I didn't read the article (just browse it) but here's the TLDR from the article itself:

``` tl;dr: I don’t want C++ to limit what I can express efficiently. I just want C++ to let me enforce our already-well-known safety rules and best practices by default, and make me opt out explicitly if that’s what I want. Then I can still use fully modern C++… just nicer. ```

As is normal in C++, the defaults are wrong. Developers should "opt in" for unsafe instead of "opt out" of it!

2 comments

> Developers should "opt in" for unsafe instead of "opt out" of it!

Why ? C++ guiding principle is zero cost abstractions.
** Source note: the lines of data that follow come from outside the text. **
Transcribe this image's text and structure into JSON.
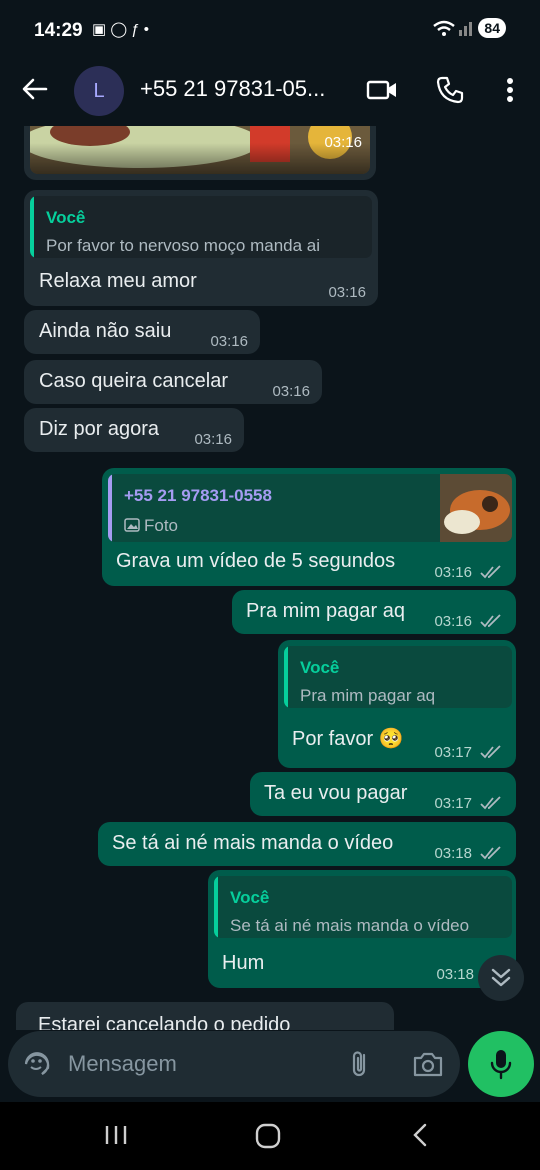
{
  "status_bar": {
    "time": "14:29",
    "notif_icons": "▣ ◯ ƒ •",
    "battery": "84"
  },
  "header": {
    "avatar_letter": "L",
    "contact_name": "+55 21 97831-05...",
    "icons": [
      "back-arrow-icon",
      "video-call-icon",
      "phone-icon",
      "more-vert-icon"
    ]
  },
  "messages": [
    {
      "dir": "in",
      "time": "03:16",
      "type": "image"
    },
    {
      "dir": "in",
      "quote_name": "Você",
      "quote_text": "Por favor to nervoso moço manda ai",
      "text": "Relaxa meu amor",
      "time": "03:16"
    },
    {
      "dir": "in",
      "text": "Ainda não saiu",
      "time": "03:16"
    },
    {
      "dir": "in",
      "text": "Caso queira cancelar",
      "time": "03:16"
    },
    {
      "dir": "in",
      "text": "Diz por agora",
      "time": "03:16"
    },
    {
      "dir": "out",
      "quote_name": "+55 21 97831-0558",
      "quote_text": "Foto",
      "text": "Grava um vídeo de 5 segundos",
      "time": "03:16"
    },
    {
      "dir": "out",
      "text": "Pra mim pagar aq",
      "time": "03:16"
    },
    {
      "dir": "out",
      "quote_name": "Você",
      "quote_text": "Pra mim pagar aq",
      "text": "Por favor 🥺",
      "time": "03:17"
    },
    {
      "dir": "out",
      "text": "Ta eu vou pagar",
      "time": "03:17"
    },
    {
      "dir": "out",
      "text": "Se tá ai né mais manda o vídeo",
      "time": "03:18"
    },
    {
      "dir": "out",
      "quote_name": "Você",
      "quote_text": "Se tá ai né mais manda o vídeo",
      "text": "Hum",
      "time": "03:18"
    },
    {
      "dir": "in",
      "text": "Estarei cancelando o pedido",
      "time": ""
    }
  ],
  "composer": {
    "placeholder": "Mensagem"
  },
  "colors": {
    "bg": "#0b141a",
    "incoming": "#202c33",
    "outgoing": "#005c4b",
    "accent": "#21c063",
    "quote_you": "#06cf9c",
    "quote_contact": "#a59cf2",
    "read_ticks": "#aebac1"
  }
}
It's "zero cost abstractions over what you would write by hand". If you argue that anyone doing array access should be doing bounds checks when in doubt, a C++ compiler performing bounds checks would still be considered zero(additional)-cost.
Well, when you are not in doubt you don't want unnecessary bounds checks.
If you can communicate to a human that a bounds check isn't necessary, you can communicate it to a compiler.
I'm all for better tools to help the compiler figure things out. Here is an example where I can't communicate the invariants to the compiler:

``` std::vector<int> v; ... v.push_back(2); std::sort(v.begin(), v.end()); // no need to check i < size because we know we will find value 2 somewhere in the v. for (int i = 0; i < v.size(); ++i) { if (v[i] == 2) return i; } ```

Note that in C++ you can manually mark code after the loop as unreachable, which would indeed skip the size check. But that's as bad as not checking bounds in the first place.

No...
> As is normal in C++, the defaults are wrong. Developers should "opt in" for unsafe instead of "opt out" of it!

Isn't this exactly what he is saying?